Fourth takes this idea further. Wyatt drums here, but his singing and loopy genious lyrics are gone. The band even got true Engligh jazz pros like Elton Dean and Roy Babbington to transform them from a Zappaesqe band of merry acid eaters to a straight jazz unit.

Which does not mean the cheekiness that made Soft Machine one of rock's most inventive bands ever is gone. With a chromatic romp called "Teeth," and a free form jam entitled "Flecher's Blemish," that English black humor is sublimated, not extinguished. If you look at the song titles and hear the music, the wit is evident.

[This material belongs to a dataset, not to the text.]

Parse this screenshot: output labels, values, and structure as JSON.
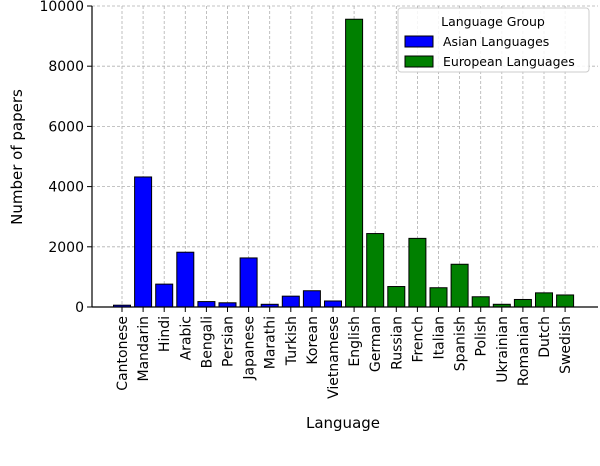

This is fantastic jazz--the Softs really had little to do with rock by this point. And it is a early 70s "fusion" (I hate that non-descriptive word) at its finest. The electric panios let you know this is from this era. But unlike some early jazz rock overindulgers, Soft Machine stuck with clean sounds and clean structures, using simple lines to open space for improvosation. There are no knotty charts used.

Fourth was one of my first records beyond my Beatles/Stones/Kinks childhood, and I almost gave it five starts, because it is a classic for self-referancial reasons.

But objectively, I can't help but feel the Softs lost a little of what made them great when they abandoned the flower-power romp of the first two albums.

Still, for early 70s jazz rock, you cannot do better than this.